In my opinion, Hrgovic is a “one-trick pony” who looks to end fights early by landing a right hand. His defense is atrocious. He’s slow and moves as graceful as a snail. I give him a C for his performance, and I’m being generous. Hrgovic says he is ready for the top guys in the heavyweight division right now, a comment that ringside boxing analyst Sergio Mora ludicrously endorsed. The only thing Hrgovic is prepared for now is getting put to sleep if he faces the likes of Fury, Joshua, or Usyk.
Marc Castro (4-0, 4 Kos), Grade: B+
There wasn’t much to grade as the “Fresno Kid” Marc Castro knocked out Ronaldo Solis in the second round of their fight. Castro found his comfort zone quickly when he knocked Solis down in the first round. After that knockdown, Solis was on borrowed time. Castro displayed some excellent boxing skills while stalking Solis. However, the young pugilist tends to move straight back, and at times, needlessly got caught with some right hands. Overall, Castro displayed solid boxing skills that included quick feet, decent head movements, and a diverse offensive arsenal.
For a solid performance, Castro gets a B+ in the grade book. However, he is still developing, and I’m sure he will improve.

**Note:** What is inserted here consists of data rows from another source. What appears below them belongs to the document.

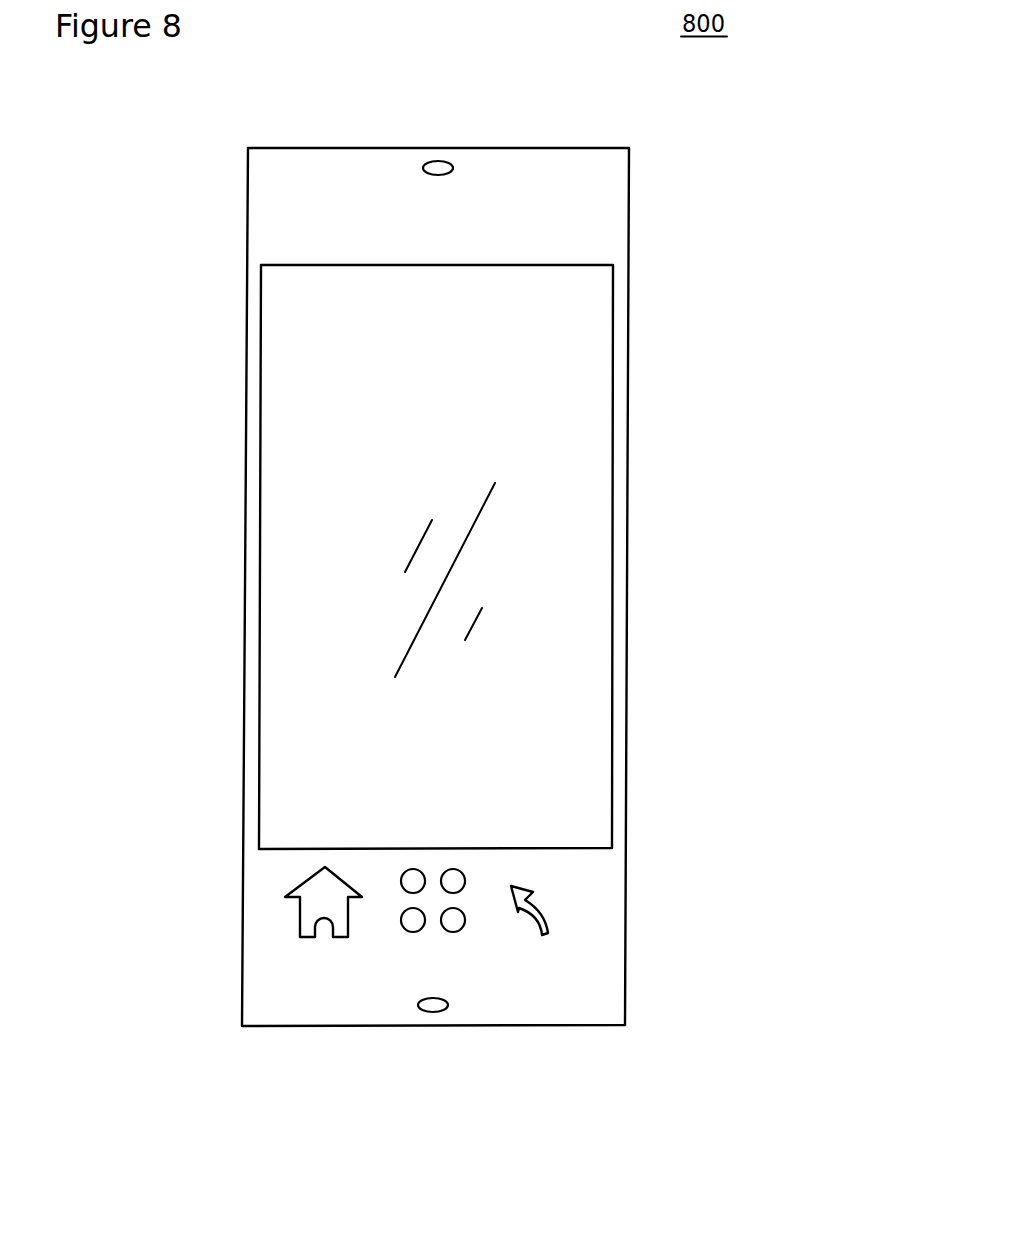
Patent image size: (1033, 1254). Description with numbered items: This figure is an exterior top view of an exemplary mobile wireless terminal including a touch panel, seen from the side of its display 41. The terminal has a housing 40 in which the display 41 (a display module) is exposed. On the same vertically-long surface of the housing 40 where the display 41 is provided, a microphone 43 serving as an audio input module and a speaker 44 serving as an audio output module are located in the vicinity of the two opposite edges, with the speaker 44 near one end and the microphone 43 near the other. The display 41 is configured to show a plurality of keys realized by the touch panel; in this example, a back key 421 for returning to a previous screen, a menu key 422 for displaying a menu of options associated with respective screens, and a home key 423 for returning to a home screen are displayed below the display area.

The housing 40 is at (629, 212).
The display 41 is at (613, 353).
The speaker 44 is at (438, 160).
The microphone 43 is at (433, 1012).
The back key 421 is at (545, 937).
The menu key 422 is at (413, 932).
The home key 423 is at (336, 937).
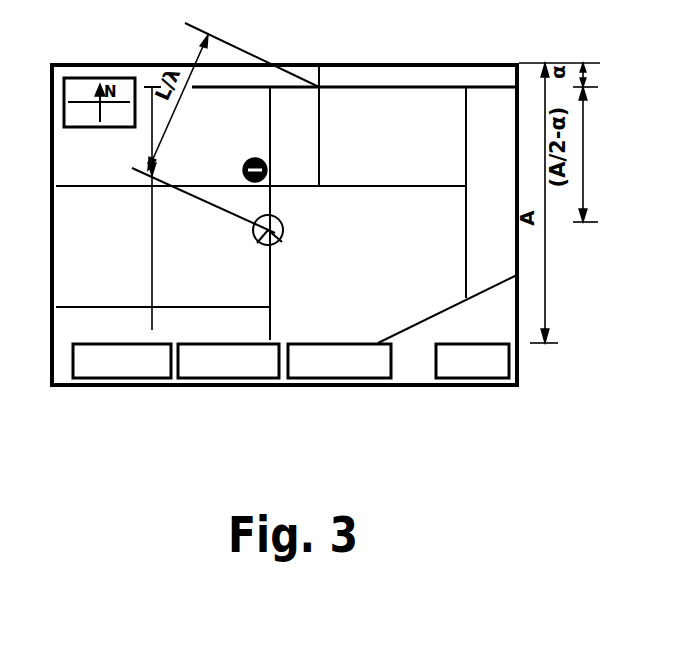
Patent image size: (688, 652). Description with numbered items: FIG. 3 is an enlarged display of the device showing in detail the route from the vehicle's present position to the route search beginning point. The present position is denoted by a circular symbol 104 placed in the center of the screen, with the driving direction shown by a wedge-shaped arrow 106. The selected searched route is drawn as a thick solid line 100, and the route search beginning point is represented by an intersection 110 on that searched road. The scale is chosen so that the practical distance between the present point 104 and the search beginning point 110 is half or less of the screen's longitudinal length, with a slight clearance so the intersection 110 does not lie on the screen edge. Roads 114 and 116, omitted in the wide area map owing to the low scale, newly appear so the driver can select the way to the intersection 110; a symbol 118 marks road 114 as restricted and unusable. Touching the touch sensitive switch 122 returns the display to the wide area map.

The thick solid line 100 is at (417, 90).
The circular symbol 104 is at (283, 213).
The wedge-shaped arrow 106 is at (270, 244).
The intersection 110 is at (320, 90).
The road 114 is at (272, 132).
The road 116 is at (388, 188).
The symbol 118 is at (246, 162).
The touch sensitive switch 122 is at (117, 372).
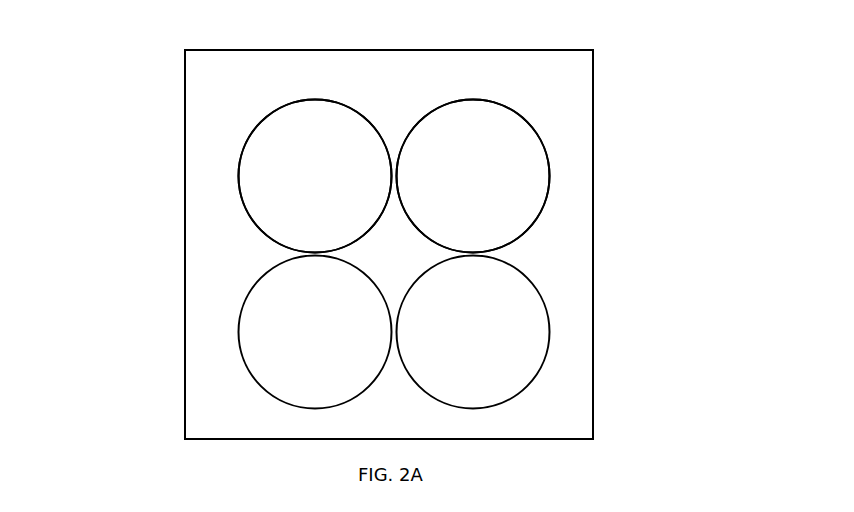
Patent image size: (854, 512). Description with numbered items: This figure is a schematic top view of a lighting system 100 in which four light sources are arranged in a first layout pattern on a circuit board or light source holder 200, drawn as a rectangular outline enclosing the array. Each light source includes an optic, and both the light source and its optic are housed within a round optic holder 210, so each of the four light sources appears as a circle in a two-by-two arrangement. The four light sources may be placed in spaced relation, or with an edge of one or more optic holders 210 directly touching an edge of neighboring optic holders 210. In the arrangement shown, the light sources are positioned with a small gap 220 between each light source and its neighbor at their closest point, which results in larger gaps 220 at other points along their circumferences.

JAKE TAKE: DAZN sports put together an explosive card that provided us with thrilling performances and knockouts. While I believe Devin Haney had a solid performance against a great fighter in “JoJo Diaz Jr., Haney is still subject to a lot of criticism. While he had a brilliant performance, there are still many questioning how his chin will hold up against the harder hitters in the division.
In addition, his marketability and popularity come into question. Haney was booed during his ring entrance, introduction, and post-fight interview. This is baffling to me because he has been a resident of Las Vegas for quite some time now. He did nothing to market himself during the post-fight interview to add insult to injury. Haney has been a world champion for three years and has successfully defended his title three times.
And when asked about a potential fight against George Kambosos, who just recently won his first world title, he was answering questions as a “B-side” fighter.
Haney improves with each outing and seems to fix his flaws from fight to fight, but therein lies the problem. Until he stops improving and starts dominating, that cloud of criticism will continue to hover over his career.